Forget what the TV commercials tell you about the perfect family sitting together eating the perfect meal; the turkey is glistening, and the children are well behaved and smiling. Marketing works, and we buy into the idea of this idealised Christmas but so do the children.
However, most Looked After Children have, at some point, experienced trauma in their life and possibly abuse or some sort of neglect, and it is common for their past trauma to be made worse by family holidays such as Christmas.
In spite of their experiences, a lot of children settle into foster care; do well at school, form lasting friendships, and learn how to manage their complex emotions and experiences. Occasionally with professional help, but mostly by being in a stable, consistent environment. Nevertheless, Christmas is a notorious time of year for stretching family tensions to the limit and the foster care family is no different.
There may well be birth children in the family as well as Looked After Children, or adopted children, and I've yet to meet a child yet that doesn't get overexcited over Christmas.
It's not easy managing their heightened emotions along with contact with birth families and all the potential implications of what might happen or be said.
Contact is difficult for Looked After Children, as birth families may make pledges of returning home or promise piles of (sometimes) unsuitable presents.

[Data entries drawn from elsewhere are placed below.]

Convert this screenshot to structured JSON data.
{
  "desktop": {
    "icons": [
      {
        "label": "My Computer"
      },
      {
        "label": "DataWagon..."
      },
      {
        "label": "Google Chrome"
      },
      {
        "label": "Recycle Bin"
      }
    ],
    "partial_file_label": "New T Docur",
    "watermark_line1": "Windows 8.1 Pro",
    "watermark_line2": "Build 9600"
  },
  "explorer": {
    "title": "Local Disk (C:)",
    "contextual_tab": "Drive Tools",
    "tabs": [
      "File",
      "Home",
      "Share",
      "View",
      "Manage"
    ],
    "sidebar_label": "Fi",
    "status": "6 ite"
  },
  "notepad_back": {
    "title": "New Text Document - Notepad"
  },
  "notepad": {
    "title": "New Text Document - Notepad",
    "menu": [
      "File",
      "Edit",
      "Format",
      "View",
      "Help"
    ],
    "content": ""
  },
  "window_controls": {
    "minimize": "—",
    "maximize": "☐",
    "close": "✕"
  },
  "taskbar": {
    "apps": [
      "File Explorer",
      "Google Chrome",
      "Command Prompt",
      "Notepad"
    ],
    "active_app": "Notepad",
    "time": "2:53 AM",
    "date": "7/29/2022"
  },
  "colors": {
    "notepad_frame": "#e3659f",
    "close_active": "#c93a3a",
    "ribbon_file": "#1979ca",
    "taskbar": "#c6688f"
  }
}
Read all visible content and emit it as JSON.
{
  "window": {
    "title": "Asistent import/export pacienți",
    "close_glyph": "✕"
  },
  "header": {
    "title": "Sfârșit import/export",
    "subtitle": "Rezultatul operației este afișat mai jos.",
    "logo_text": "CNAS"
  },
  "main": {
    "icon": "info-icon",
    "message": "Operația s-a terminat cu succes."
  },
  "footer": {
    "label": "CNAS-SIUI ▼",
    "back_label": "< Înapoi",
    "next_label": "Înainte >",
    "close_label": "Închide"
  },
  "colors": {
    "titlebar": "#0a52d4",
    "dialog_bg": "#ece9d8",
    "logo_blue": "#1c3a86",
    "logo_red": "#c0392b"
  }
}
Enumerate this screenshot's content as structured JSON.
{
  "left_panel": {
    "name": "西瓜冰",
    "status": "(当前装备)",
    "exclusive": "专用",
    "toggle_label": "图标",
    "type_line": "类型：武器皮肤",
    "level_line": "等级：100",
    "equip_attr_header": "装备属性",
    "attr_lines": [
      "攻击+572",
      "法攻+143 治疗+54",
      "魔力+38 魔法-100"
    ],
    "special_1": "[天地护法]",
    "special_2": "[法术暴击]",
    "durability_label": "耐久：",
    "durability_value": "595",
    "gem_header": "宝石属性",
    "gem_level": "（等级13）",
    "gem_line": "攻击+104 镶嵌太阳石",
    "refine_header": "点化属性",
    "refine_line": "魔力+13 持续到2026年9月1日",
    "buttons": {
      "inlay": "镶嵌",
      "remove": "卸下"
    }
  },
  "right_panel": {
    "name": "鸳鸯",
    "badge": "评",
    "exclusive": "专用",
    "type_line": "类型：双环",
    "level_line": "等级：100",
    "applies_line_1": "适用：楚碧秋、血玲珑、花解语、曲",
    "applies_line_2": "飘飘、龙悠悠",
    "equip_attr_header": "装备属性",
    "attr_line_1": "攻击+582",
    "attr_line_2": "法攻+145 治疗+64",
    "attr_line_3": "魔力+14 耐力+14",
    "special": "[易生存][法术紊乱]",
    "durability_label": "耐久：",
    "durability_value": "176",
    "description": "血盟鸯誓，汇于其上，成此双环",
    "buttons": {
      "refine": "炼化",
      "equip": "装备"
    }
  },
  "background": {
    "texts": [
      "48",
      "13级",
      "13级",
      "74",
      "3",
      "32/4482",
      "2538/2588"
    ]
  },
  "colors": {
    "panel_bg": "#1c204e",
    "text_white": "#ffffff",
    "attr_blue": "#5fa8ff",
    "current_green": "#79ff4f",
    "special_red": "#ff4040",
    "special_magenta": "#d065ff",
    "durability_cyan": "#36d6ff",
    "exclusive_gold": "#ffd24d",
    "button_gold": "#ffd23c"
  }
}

I have found some useful pointers to get through Christmas which work for our family which I’ve honed over several Christmases. Some of these tips come from my experiences, and some I’ve nabbed from other foster carers.
I can't control everything that happens over Christmas, or what is promised by family at contact, but I have learnt to try to minimise the stress – both the children’s and mine.
When Tina, one of our earliest Looked After Children, came to me years ago, I allowed her to pick one special ornament for herself on her first Christmas with us to hang in her room and I followed this up every year, creating a new tradition.
When she moved on, she took those ornaments with her, along with any Christmas presents and cards I’d saved for her from her birth family. Many children who have moved foster homes several times have lost important mementos in their life, and having something of their own to take with them is important.